ENGLAND international Maro Itoje does not believe Swing Low, Sweet Chariot should be banned at Twickenham.
The Rugby Football Union are reviewing the popular anthem because of its association with slavery.
The song has been chanted by England fans at Twickenham for over three decades.
Itoje finds it “uncomfortable” that it was first introduced to celebrate the achievements of two black wingers – Martin Offiah and Chris Oti – in the 1980s.
But the Saracens star wants fans to be educated about the song’s origin – rather than have it banned.
He told the BBC: “The context in which it was originally sung was with African American individuals where they were singing it as a song to try and give them strength, give them hope.
“What maks me uncomfortable was its introduction with it being a song for Martin Offiah, with it being a sung for Chris Oti, which are obviously two black players who played the game at Twickenham.

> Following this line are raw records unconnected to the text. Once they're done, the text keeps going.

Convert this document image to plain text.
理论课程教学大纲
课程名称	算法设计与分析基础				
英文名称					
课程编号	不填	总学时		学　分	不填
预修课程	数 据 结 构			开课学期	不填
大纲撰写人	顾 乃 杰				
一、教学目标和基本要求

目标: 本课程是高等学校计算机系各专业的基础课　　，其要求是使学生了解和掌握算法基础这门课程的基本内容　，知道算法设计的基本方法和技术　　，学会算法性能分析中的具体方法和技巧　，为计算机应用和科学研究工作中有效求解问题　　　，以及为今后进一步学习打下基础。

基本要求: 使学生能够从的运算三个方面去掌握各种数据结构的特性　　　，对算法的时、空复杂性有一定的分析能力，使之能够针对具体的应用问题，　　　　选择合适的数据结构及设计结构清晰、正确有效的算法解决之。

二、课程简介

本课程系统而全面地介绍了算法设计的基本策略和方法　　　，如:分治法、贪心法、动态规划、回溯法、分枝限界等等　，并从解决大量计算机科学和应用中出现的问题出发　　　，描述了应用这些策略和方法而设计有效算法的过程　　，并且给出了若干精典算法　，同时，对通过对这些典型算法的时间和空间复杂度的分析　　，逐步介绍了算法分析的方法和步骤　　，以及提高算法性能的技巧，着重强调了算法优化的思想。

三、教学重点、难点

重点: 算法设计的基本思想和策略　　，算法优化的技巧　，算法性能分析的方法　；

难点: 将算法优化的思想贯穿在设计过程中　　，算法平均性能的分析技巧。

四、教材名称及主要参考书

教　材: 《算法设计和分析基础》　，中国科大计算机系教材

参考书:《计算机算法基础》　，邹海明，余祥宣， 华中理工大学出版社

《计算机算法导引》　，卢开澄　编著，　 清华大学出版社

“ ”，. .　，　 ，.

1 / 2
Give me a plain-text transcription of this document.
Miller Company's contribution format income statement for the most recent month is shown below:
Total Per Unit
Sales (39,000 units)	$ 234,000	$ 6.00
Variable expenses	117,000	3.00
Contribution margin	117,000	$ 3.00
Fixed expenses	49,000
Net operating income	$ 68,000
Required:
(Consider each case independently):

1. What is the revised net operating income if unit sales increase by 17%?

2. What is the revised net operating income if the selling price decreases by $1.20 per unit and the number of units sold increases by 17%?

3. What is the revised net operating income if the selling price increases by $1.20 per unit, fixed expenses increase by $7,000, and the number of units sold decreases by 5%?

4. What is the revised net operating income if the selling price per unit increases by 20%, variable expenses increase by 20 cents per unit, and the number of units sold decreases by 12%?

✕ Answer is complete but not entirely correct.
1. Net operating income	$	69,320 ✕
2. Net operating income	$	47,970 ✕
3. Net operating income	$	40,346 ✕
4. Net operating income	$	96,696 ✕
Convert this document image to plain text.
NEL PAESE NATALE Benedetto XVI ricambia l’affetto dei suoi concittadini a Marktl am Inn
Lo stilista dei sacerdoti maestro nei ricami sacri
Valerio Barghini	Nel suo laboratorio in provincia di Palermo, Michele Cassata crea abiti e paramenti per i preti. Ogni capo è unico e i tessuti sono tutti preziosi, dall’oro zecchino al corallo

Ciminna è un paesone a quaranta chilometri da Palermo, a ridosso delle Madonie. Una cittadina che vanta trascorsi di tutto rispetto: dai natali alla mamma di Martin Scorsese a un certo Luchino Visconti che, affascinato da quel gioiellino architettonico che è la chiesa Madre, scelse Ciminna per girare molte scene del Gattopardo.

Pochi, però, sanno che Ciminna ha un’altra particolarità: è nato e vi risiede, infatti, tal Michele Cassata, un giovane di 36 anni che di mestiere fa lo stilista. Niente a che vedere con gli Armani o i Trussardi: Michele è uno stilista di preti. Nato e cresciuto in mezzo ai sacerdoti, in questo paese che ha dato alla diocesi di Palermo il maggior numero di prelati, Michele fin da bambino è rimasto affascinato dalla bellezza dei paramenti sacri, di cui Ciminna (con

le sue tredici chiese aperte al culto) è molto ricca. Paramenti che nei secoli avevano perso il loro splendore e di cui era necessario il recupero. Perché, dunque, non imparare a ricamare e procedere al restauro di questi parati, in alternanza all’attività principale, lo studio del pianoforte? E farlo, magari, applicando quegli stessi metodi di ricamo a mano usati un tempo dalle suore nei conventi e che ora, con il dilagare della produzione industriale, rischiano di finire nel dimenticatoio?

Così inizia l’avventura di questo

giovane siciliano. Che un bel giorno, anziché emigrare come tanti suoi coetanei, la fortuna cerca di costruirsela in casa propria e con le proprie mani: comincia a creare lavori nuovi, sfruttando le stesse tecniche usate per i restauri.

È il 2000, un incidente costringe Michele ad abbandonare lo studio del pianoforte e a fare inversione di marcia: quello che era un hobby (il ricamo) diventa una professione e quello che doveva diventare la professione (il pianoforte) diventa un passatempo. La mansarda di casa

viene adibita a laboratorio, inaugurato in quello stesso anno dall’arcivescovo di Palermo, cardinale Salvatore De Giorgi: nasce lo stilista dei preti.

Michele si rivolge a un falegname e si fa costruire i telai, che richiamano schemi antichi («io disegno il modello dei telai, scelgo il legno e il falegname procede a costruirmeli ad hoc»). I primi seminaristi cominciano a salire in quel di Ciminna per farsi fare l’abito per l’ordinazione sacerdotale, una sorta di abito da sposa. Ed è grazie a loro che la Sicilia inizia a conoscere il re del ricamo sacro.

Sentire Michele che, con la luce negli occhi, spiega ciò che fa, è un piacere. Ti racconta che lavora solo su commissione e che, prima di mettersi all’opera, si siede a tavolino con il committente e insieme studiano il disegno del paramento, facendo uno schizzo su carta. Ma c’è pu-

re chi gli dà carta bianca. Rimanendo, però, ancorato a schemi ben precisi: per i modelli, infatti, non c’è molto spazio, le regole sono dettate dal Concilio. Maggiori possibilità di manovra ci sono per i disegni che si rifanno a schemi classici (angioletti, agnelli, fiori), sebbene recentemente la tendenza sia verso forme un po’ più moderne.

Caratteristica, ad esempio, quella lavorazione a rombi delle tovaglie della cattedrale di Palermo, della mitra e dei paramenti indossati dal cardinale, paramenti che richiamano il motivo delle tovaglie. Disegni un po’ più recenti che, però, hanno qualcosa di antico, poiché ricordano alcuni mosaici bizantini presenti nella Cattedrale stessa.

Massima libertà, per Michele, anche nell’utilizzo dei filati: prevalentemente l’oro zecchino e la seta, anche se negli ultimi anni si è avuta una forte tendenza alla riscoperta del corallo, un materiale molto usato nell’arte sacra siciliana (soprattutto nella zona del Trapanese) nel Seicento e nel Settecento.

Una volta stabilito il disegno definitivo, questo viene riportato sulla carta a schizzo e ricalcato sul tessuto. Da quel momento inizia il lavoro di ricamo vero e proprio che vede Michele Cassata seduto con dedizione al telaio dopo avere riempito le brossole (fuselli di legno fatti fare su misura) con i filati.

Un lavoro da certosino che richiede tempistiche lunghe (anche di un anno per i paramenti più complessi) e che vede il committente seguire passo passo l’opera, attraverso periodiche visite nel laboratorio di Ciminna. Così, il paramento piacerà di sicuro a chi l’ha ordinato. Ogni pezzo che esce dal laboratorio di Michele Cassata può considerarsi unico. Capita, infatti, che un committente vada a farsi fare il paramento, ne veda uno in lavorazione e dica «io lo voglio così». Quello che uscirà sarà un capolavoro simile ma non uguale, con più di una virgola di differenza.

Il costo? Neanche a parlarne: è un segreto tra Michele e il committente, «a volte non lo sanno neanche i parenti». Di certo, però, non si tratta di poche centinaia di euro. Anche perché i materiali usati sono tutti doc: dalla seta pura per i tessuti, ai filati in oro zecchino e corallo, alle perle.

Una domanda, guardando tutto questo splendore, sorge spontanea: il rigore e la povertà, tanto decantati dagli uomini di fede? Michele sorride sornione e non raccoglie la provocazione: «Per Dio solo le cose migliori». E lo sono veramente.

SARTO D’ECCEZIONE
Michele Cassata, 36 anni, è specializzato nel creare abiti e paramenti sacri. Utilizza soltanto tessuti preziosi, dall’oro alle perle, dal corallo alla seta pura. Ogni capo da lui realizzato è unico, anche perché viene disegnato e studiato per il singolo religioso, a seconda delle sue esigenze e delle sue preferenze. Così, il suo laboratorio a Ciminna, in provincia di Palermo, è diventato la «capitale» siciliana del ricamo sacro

“It’s a great opportunity to educate people about the context of that song.”
He added: “I’m not too sure if banning works because you can’t really regulate what comes out of people’s mouths but I think people should be educated about the background of the song and it will then be down to any individual if they want to sing it or not.”
Boris Johnson has also insisted Swing Low, Sweet Chariot should not be banned.
The Prime Minister told Sky News: “As for Swing Low, Sweet Chariot, nobody as far as I understand seems to know the words.”
But Prince Harry backed a move to ban the song in light of the Black Lives Matter movement.